Na de maaltechniek komt recreatie in het Kinderdijk-gebied aan de orde. Ouweneel beschrijft interessante routes per fiets, kano, schaats en benenwagen langs de verschillende molens. Volgens de schrijver zal men na een toertocht „zeker kunnen beamen dat fietsen, wandelen en kanoën in de idyllische West-Alblasserwaard de moeite waard is.” Overigens zal hij met deze propaganda alleen op de Nederlandse lezer doelen: terwijl Ouweneel in de eerste twee hoofdstukken een Engelse en Franse vertaling geeft, blijft die vanaf het derde achterwege. Waarom is onduidelijk.
Het is een beetje vreemd dat Ouweneel na de hoofdstukken over geschiedenis, maaltechniek en recreatie opnieuw over de historie van de Kinderdijkse molens gaat vertellen. Alleen komen dit keer alle negentien molens afzonderlijk aan bod. Bovendien geeft de schrijver nu meer dan alleen historische informatie, ook weetjes over eigenaars, architectuur en afmetingen passeren de revue.

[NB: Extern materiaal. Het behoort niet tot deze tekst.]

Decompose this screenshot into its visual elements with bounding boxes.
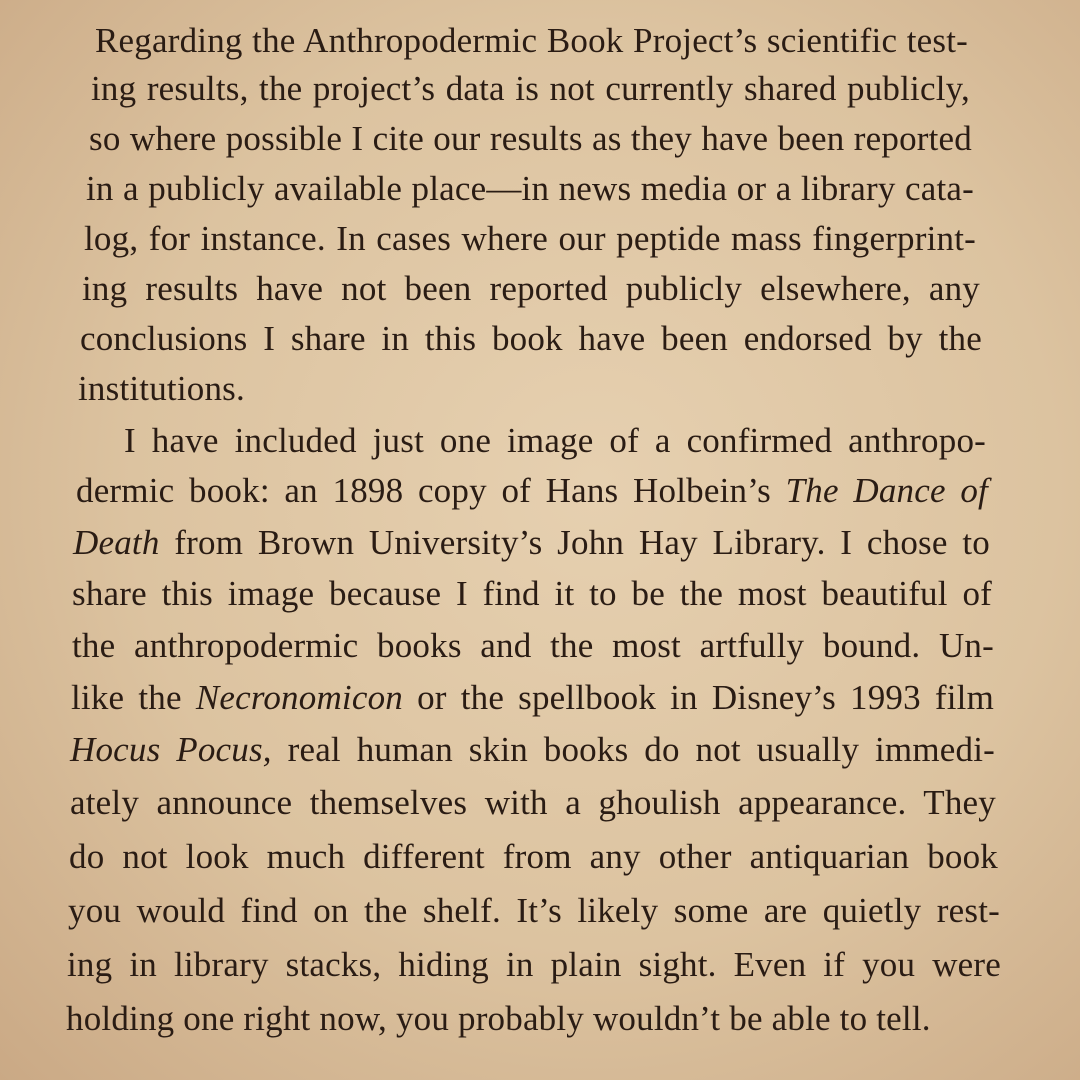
text-line	[91, 69, 970, 109]
text-run: ing in library stacks, hiding in plain sight. Even if you were	[67, 945, 1001, 984]
text-run: share this image because I find it to be the most beautiful of	[72, 574, 992, 613]
text-run: holding one right now, you probably wouldn’t be able to tell.	[66, 999, 931, 1038]
text-run: you would find on the shelf. It’s likely some are quietly rest-	[68, 891, 1000, 930]
text-run: ing results have not been reported publicly elsewhere, any	[82, 269, 980, 308]
text-run: dermic book: an 1898 copy of Hans Holbein’s	[76, 471, 786, 510]
text-line	[124, 421, 986, 461]
text-line	[69, 837, 998, 877]
text-run: Regarding the Anthropodermic Book Project’s scientific test-	[95, 21, 968, 60]
text-line	[89, 119, 972, 159]
text-line	[71, 678, 994, 718]
text-line	[70, 783, 996, 823]
text-run: from Brown University’s John Hay Library. I chose to	[159, 523, 990, 562]
text-line	[82, 269, 980, 309]
text-run: or the spellbook in Disney’s 1993 film	[402, 678, 995, 717]
text-line	[70, 730, 995, 770]
text-line	[78, 369, 984, 409]
text-line	[95, 21, 968, 61]
italic-book-title: Death	[73, 523, 160, 562]
text-run: ing results, the project’s data is not currently shared publicly,	[91, 69, 970, 108]
text-line	[72, 626, 994, 666]
italic-film-title: Hocus Pocus,	[70, 730, 272, 769]
text-run: the anthropodermic books and the most artfully bound. Un-	[72, 626, 994, 665]
text-run: conclusions I share in this book have been endorsed by the	[80, 319, 982, 358]
text-run: I have included just one image of a confirmed anthropo-	[124, 421, 986, 460]
text-run: ately announce themselves with a ghoulish appearance. They	[70, 783, 996, 822]
text-line	[84, 219, 976, 259]
text-line	[76, 471, 988, 511]
text-run: in a publicly available place—in news media or a library cata-	[86, 169, 974, 208]
text-line	[73, 523, 990, 563]
text-run: do not look much different from any other antiquarian book	[69, 837, 998, 876]
text-run: log, for instance. In cases where our peptide mass fingerprint-	[84, 219, 976, 258]
italic-book-title: The Dance of	[785, 471, 988, 510]
text-line	[72, 574, 992, 614]
text-run: institutions.	[78, 369, 245, 408]
text-run: so where possible I cite our results as they have been reported	[89, 119, 972, 158]
italic-book-title: Necronomicon	[195, 678, 403, 717]
text-line	[66, 999, 1002, 1039]
text-run: like the	[71, 678, 196, 717]
text-line	[80, 319, 982, 359]
text-line	[68, 891, 1000, 931]
text-run: real human skin books do not usually immedi-	[271, 730, 995, 769]
text-line	[67, 945, 1001, 985]
text-line	[86, 169, 974, 209]
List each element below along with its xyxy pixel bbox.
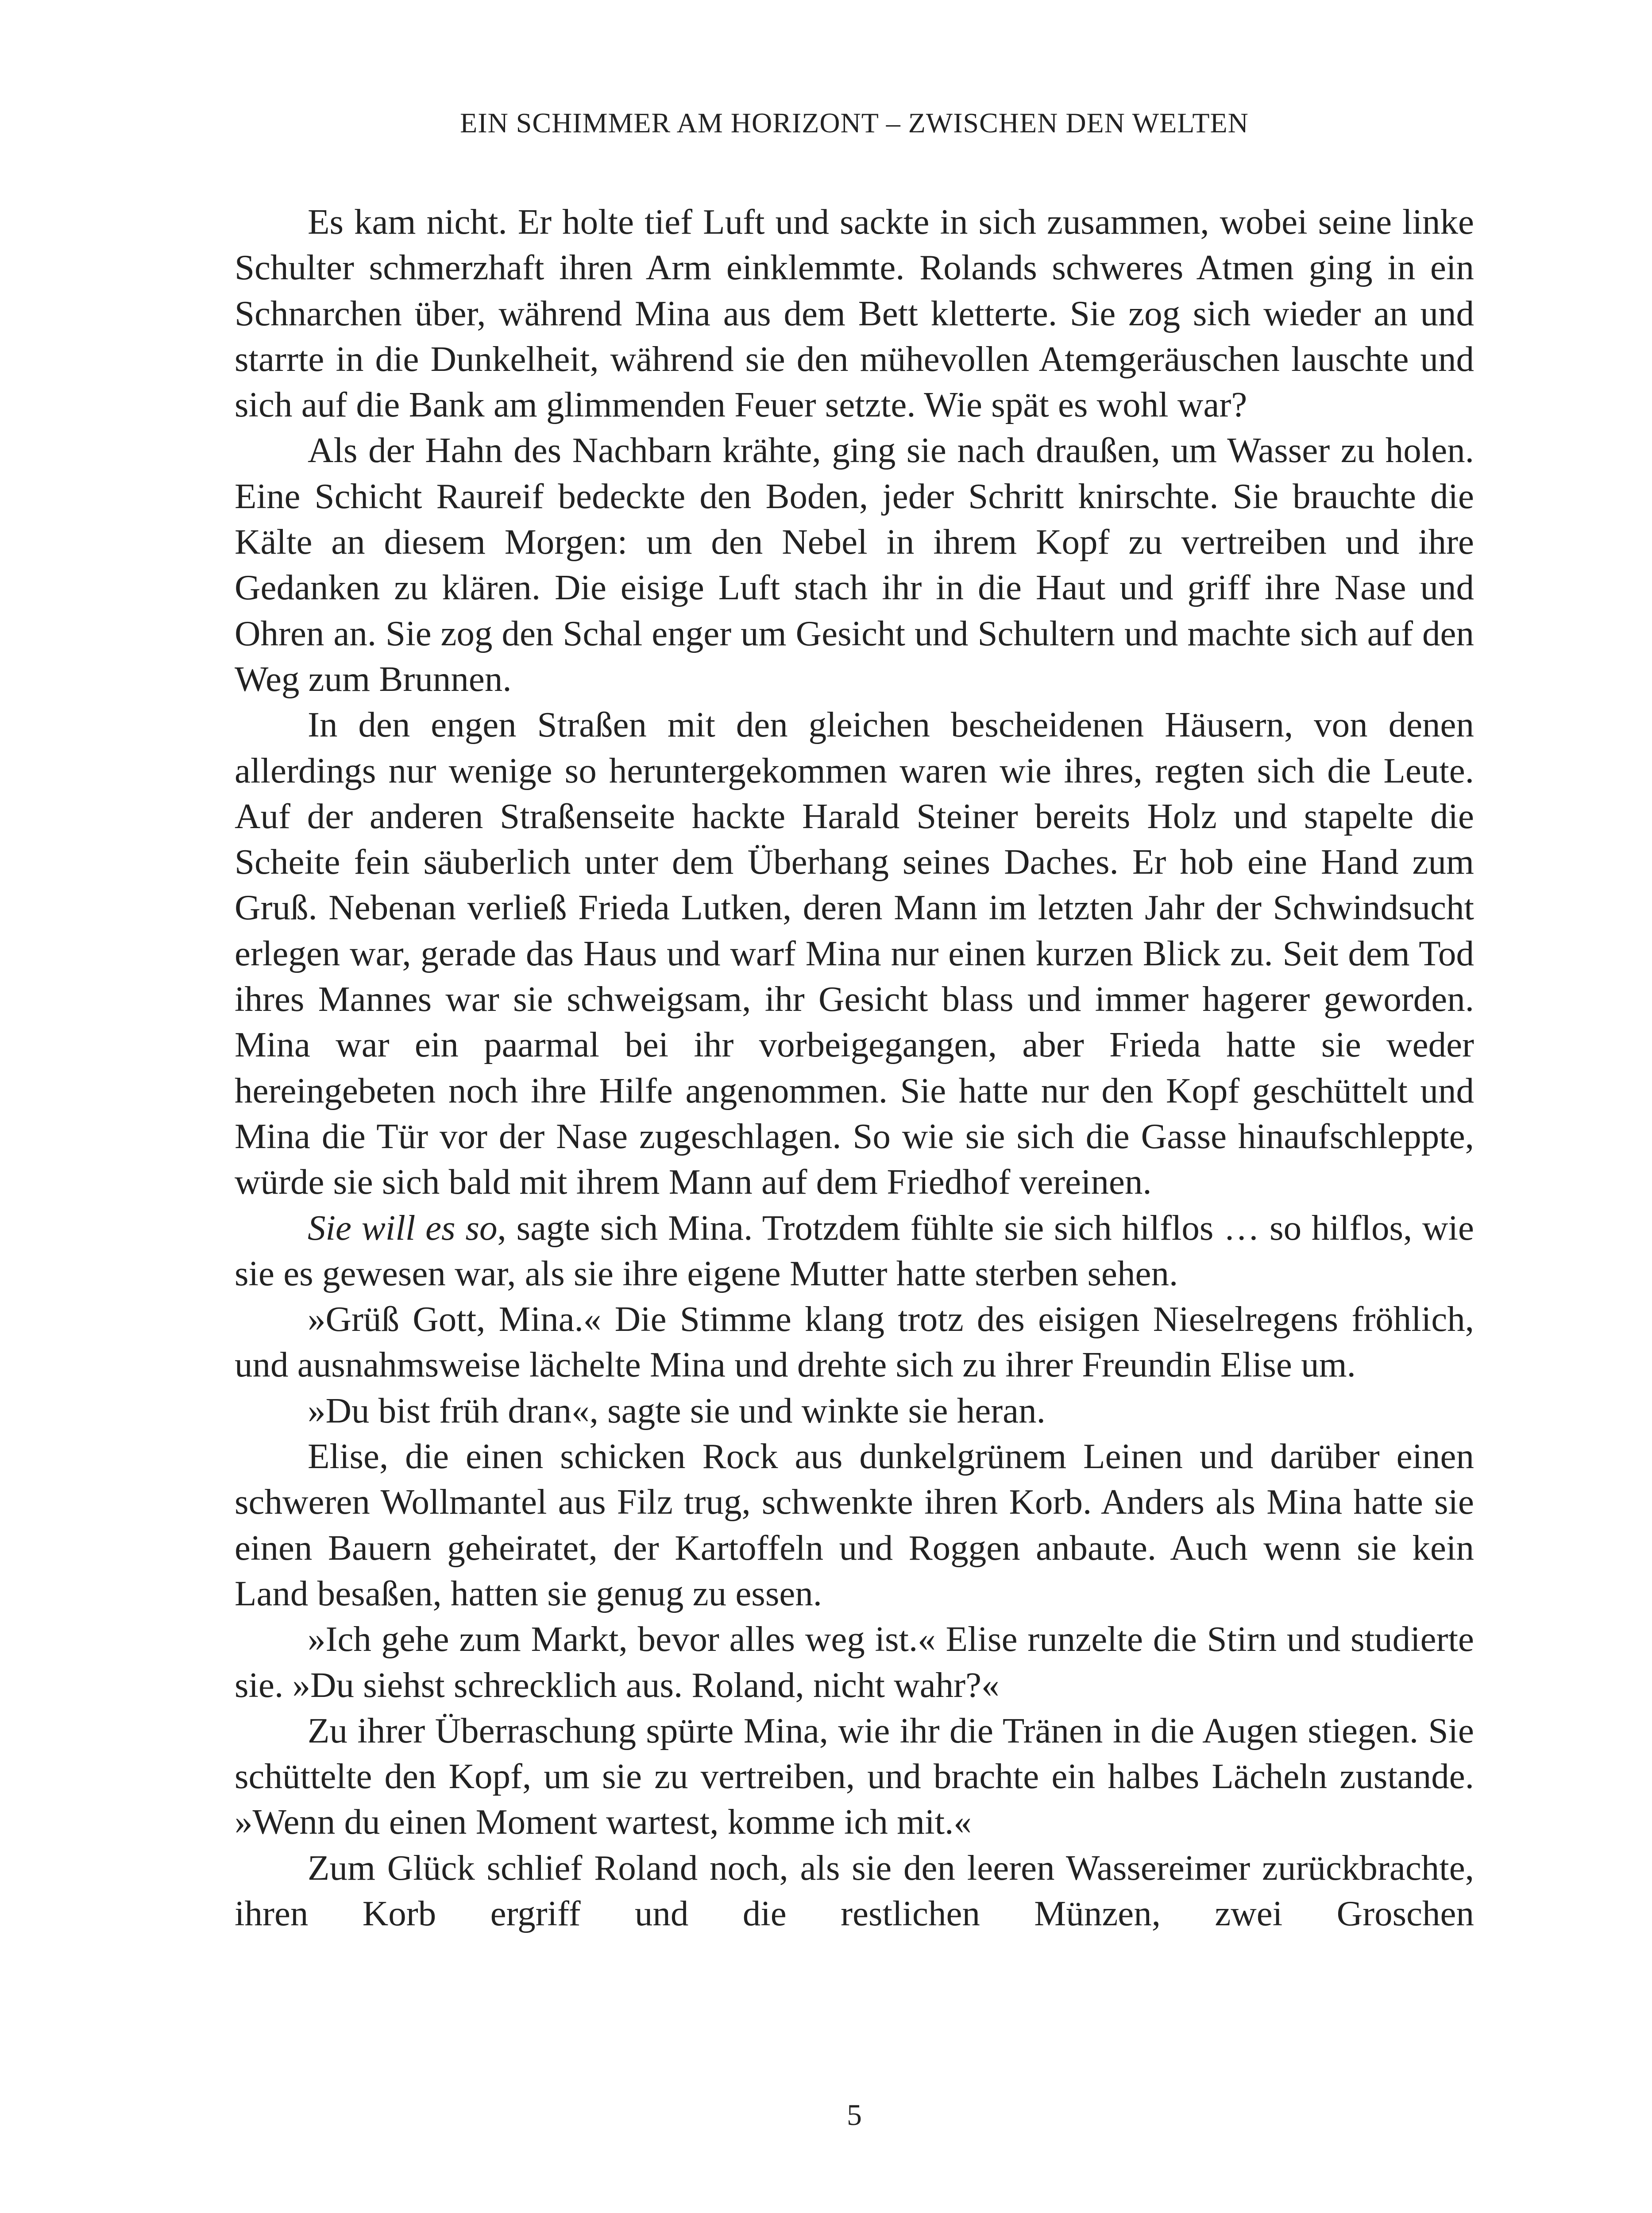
paragraph: »Ich gehe zum Markt, bevor alles weg ist.« Elise runzelte die Stirn und studierte sie. »Du siehst schrecklich aus. Roland, nicht wahr?« (235, 1619, 1474, 1705)
paragraph: Es kam nicht. Er holte tief Luft und sackte in sich zusammen, wobei seine linke Schulter schmerzhaft ihren Arm einklemmte. Rolands schweres Atmen ging in ein Schnarchen über, während Mina aus dem Bett kletterte. Sie zog sich wieder an und starrte in die Dunkelheit, während sie den mühevollen Atemgeräuschen lauschte und sich auf die Bank am glimmenden Feuer setzte. Wie spät es wohl war? (235, 202, 1474, 425)
paragraph: »Du bist früh dran«, sagte sie und winkte sie heran. (308, 1390, 1046, 1430)
paragraph: Zum Glück schlief Roland noch, als sie den leeren Wassereimer zurückbrachte, ihren Korb ergriff und die restlichen Münzen, zwei Groschen (235, 1847, 1474, 1933)
paragraph: Als der Hahn des Nachbarn krähte, ging sie nach draußen, um Wasser zu holen. Eine Schicht Raureif bedeckte den Boden, jeder Schritt knirschte. Sie brauchte die Kälte an diesem Morgen: um den Nebel in ihrem Kopf zu vertreiben und ihre Gedanken zu klären. Die eisige Luft stach ihr in die Haut und griff ihre Nase und Ohren an. Sie zog den Schal enger um Gesicht und Schultern und machte sich auf den Weg zum Brunnen. (235, 430, 1474, 699)
page-number: 5 (847, 2098, 862, 2132)
paragraph: Elise, die einen schicken Rock aus dunkelgrünem Leinen und darüber einen schweren Wollmantel aus Filz trug, schwenkte ihren Korb. Anders als Mina hatte sie einen Bauern geheiratet, der Kartoffeln und Roggen anbaute. Auch wenn sie kein Land besaßen, hatten sie genug zu essen. (235, 1436, 1474, 1613)
paragraph: In den engen Straßen mit den gleichen bescheidenen Häusern, von denen allerdings nur wenige so heruntergekommen waren wie ihres, regten sich die Leute. Auf der anderen Straßenseite hackte Harald Steiner bereits Holz und stapelte die Scheite fein säuberlich unter dem Überhang seines Daches. Er hob eine Hand zum Gruß. Nebenan verließ Frieda Lutken, deren Mann im letzten Jahr der Schwindsucht erlegen war, gerade das Haus und warf Mina nur einen kurzen Blick zu. Seit dem Tod ihres Mannes war sie schweigsam, ihr Gesicht blass und immer hagerer geworden. Mina war ein paarmal bei ihr vorbeigegangen, aber Frieda hatte sie weder hereingebeten noch ihre Hilfe angenommen. Sie hatte nur den Kopf geschüttelt und Mina die Tür vor der Nase zugeschlagen. So wie sie sich die Gasse hinaufschleppte, würde sie sich bald mit ihrem Mann auf dem Friedhof vereinen. (235, 705, 1474, 1202)
paragraph: »Grüß Gott, Mina.« Die Stimme klang trotz des eisigen Nieselregens fröhlich, und ausnahmsweise lächelte Mina und drehte sich zu ihrer Freundin Elise um. (235, 1299, 1474, 1385)
paragraph-rest: , sagte sich Mina. Trotzdem fühlte sie sich hilflos … so hilflos, wie sie es gewesen war, als sie ihre eigene Mutter hatte sterben sehen. (235, 1207, 1474, 1293)
paragraph (235, 1205, 1474, 1297)
body-text (235, 199, 1474, 1936)
paragraph: Zu ihrer Überraschung spürte Mina, wie ihr die Tränen in die Augen stiegen. Sie schüttelte den Kopf, um sie zu vertreiben, und brachte ein halbes Lächeln zustande. »Wenn du einen Moment wartest, komme ich mit.« (235, 1710, 1474, 1842)
running-header: EIN SCHIMMER AM HORIZONT – ZWISCHEN DEN WELTEN (460, 107, 1249, 139)
italic-thought: Sie will es so (308, 1207, 498, 1248)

Toch raakt Ouweneel uiteindelijk wat verstrikt in opsommerigheid. Vooral als hij „de overige 22 polder- en korenmolens in de West-Alblasserwaard” aan de orde stelt. Bij de zoveelste spanwijdte en restauratie denk je onwillekeurig: Het zal allemaal wel. Dat neemt niet weg dat degene die snel de achtergronden van een bepaalde molen in het Kinderdijkse gebied wil weten, met het boekje uitstekend uit de voeten kan.
Goede tips
Voor wie de houten wachters in levenden lijve wil ervaren, biedt het werkje een aantal goede tips. Helaas staan die wel wat verstopt in het geheel van de 58 bladzijden. Allereerst is de tweede Nederwaard-molen van 1 april tot 1 oktober dagelijks tegen betaling te bezichtigen. Verder draaien vanaf 1956 op iedere zaterdagmiddag in juli en augustus de wieken van alle Kinderdijkse molens tegelijkertijd. Meestal draaien ze iedere eerste zaterdagmiddag van de maand sowieso. Op Koninginnedag en Nationale Molendag (in mei) draaien de wieken de hele dag. Dat geldt ook voor de Open Monumentendag in september. Logisch, want de Kinderdijkse molens zijn niet alleen nationaal monument, ze prijken sinds 1997 zelfs op de Werelderfgoedlijst van de Unesco.